Dans les kiosques à l’an­ci­enne, maison­nettes de fer aux bat­tants gar­nis de mag­a­zines, un vendeur ou une vendeuse, par­fois les deux, vêtus de noir, tassés sur des tabourets, atten­dent pen­dant des heures. Rares com­merces à ne pas tenir l’ho­raire en deux fois, qui veut que dans toute l’Es­pagne, entre qua­torze et dix-sept heures, la sieste impose la fer­me­ture. Je regar­dais ces mag­a­zines de toutes sortes, au nom­bre de plusieurs cen­taines, et cher­chais à me sou­venir des chiffres enten­dus l’an dernier: 7000 titres dif­férents? Rien de plus vain qu’un mag­a­zine.
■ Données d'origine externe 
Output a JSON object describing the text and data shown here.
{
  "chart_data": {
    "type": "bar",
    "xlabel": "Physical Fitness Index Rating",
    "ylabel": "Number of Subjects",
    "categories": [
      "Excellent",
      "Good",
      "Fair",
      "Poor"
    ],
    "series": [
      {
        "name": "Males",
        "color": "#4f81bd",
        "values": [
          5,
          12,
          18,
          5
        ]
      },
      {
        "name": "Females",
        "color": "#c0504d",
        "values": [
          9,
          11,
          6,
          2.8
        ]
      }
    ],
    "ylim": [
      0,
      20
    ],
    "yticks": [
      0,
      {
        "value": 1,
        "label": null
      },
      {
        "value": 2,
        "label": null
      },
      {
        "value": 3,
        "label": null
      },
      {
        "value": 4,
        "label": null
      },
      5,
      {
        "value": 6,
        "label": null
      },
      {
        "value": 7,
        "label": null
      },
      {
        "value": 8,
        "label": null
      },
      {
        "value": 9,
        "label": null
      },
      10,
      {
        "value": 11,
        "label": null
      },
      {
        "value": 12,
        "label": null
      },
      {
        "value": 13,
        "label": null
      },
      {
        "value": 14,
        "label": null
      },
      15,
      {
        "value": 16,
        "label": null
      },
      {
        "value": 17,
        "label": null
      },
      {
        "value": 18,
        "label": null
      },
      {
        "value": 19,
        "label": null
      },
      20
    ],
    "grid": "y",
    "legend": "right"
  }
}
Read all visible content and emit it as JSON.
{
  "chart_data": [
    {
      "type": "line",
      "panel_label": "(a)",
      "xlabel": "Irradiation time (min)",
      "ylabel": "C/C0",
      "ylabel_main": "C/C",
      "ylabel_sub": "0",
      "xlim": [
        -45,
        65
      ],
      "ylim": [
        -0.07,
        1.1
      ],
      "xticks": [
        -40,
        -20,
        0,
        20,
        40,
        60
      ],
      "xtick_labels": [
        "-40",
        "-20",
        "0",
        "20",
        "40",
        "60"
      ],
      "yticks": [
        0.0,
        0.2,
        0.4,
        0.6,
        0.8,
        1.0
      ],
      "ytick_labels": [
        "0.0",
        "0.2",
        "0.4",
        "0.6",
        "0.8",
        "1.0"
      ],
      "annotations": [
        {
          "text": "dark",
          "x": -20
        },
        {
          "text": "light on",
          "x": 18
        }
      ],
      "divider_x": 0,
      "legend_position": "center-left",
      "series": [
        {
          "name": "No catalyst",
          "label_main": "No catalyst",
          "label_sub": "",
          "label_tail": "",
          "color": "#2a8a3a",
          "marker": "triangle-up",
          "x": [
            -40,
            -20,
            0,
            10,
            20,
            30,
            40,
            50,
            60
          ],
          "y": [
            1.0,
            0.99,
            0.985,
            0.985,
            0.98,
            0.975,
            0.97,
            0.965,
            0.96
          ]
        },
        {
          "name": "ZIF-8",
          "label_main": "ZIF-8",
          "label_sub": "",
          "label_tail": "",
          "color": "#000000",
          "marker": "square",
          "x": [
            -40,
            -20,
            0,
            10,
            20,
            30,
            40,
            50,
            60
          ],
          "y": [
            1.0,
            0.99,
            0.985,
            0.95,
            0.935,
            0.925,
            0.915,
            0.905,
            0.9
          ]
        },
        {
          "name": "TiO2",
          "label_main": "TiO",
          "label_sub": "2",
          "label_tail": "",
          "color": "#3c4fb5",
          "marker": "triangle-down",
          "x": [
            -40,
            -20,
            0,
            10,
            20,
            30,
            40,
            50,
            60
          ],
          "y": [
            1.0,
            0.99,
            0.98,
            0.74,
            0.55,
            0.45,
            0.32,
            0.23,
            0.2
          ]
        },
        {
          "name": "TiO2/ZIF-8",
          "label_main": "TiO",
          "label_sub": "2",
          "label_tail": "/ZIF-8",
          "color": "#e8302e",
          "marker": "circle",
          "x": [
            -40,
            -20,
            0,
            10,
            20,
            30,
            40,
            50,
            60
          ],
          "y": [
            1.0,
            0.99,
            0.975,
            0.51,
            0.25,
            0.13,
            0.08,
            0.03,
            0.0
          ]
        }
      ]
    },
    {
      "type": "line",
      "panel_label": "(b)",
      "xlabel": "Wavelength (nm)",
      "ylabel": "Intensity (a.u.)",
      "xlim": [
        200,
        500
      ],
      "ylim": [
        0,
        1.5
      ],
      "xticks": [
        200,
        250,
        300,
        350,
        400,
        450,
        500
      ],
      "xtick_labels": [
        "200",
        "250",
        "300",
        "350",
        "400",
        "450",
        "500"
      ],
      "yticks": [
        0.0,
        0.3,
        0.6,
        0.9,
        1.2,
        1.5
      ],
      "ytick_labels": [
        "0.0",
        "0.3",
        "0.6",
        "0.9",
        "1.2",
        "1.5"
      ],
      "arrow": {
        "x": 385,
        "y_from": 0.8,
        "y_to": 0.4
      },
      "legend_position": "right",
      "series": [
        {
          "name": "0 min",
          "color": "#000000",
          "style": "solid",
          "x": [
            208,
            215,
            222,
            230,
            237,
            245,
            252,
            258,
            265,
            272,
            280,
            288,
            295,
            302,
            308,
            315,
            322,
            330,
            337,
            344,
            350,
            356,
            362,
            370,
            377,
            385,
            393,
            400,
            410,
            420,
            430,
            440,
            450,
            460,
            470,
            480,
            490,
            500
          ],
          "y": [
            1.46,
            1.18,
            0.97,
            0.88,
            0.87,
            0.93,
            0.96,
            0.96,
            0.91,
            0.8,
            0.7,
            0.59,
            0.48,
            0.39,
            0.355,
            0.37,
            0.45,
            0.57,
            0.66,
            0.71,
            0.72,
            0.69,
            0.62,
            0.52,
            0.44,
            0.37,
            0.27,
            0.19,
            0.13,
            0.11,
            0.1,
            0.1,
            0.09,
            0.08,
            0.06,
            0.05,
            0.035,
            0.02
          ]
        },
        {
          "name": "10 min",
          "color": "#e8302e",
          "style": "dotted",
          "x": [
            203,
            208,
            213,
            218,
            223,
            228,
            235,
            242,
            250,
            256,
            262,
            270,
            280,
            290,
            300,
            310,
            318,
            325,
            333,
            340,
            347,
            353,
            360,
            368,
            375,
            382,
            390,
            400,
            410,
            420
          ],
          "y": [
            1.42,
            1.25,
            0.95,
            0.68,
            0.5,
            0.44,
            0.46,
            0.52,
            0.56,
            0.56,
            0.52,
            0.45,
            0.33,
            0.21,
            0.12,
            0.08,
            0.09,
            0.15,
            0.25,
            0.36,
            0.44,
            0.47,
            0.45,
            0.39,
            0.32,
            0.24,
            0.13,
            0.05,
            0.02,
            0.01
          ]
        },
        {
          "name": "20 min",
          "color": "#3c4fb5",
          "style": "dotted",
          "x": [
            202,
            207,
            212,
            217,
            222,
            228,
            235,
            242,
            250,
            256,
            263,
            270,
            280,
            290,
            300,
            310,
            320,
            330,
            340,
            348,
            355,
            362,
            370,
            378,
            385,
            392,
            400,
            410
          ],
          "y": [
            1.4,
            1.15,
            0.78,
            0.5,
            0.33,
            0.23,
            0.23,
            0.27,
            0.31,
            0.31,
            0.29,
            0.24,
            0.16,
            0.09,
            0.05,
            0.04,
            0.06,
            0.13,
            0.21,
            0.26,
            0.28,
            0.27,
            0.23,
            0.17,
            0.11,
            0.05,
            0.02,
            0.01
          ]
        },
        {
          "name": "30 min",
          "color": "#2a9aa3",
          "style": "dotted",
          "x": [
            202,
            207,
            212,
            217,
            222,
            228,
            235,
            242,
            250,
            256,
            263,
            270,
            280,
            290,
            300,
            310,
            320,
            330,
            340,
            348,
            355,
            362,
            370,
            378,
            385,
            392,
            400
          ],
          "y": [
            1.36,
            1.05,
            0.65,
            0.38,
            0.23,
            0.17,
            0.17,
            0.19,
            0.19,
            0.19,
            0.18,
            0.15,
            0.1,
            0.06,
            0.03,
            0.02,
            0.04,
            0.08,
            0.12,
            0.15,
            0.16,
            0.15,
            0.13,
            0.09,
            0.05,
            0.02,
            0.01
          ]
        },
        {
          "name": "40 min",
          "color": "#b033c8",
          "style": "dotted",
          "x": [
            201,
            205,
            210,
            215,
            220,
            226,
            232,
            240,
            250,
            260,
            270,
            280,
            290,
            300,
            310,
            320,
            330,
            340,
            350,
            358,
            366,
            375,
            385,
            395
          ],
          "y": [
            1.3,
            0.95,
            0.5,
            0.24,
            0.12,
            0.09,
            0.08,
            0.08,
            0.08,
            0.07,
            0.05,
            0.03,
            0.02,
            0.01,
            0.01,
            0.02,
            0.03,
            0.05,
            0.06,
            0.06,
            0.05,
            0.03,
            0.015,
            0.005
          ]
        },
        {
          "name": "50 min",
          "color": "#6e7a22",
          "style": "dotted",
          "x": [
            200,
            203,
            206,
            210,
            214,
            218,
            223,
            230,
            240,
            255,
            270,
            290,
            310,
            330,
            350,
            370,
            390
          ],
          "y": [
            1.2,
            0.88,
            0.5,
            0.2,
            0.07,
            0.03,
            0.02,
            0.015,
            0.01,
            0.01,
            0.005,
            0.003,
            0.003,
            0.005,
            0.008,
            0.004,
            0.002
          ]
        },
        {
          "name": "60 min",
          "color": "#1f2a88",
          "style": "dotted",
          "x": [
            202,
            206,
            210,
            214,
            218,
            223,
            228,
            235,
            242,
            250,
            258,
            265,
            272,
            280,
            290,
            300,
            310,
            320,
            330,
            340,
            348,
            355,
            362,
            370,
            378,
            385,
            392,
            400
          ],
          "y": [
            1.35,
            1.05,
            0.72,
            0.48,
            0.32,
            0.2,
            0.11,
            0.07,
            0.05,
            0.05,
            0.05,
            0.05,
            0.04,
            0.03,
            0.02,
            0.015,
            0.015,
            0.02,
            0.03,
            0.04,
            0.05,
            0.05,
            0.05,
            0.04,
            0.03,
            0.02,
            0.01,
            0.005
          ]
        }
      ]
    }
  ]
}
Le con­tenu est répéti­tif, le texte relâché, la part de la pub­lic­ité con­sid­érable, et cepen­dant, au moment de com­pren­dre leur suc­cès, je me remé­morais mes intérêts suc­ces­sifs, cha­cun ayant jus­ti­fié l’achat d’un mag­a­zine, et par­fois l’abon­nement: bande-dess­inée, phi­latélie, mode, skate­board, stars, rock, vélo, déco­ra­tion, maçon­ner­ie, écolo­gie, surf, course, armement…

Visites

Dans les hôtels de luxe, les clients vis­i­tent les instal­la­tions en cou­ple afin de véri­fi­er que les ser­vices promis exis­tent. En général, lorsqu’ils poussent la porte du gym­nase, ils me trou­vent pédalant, box­ant mon reflet ou assis dans le ham­mam et se retirent gênés, comme s’ils avaient pénétré dans ma chambre.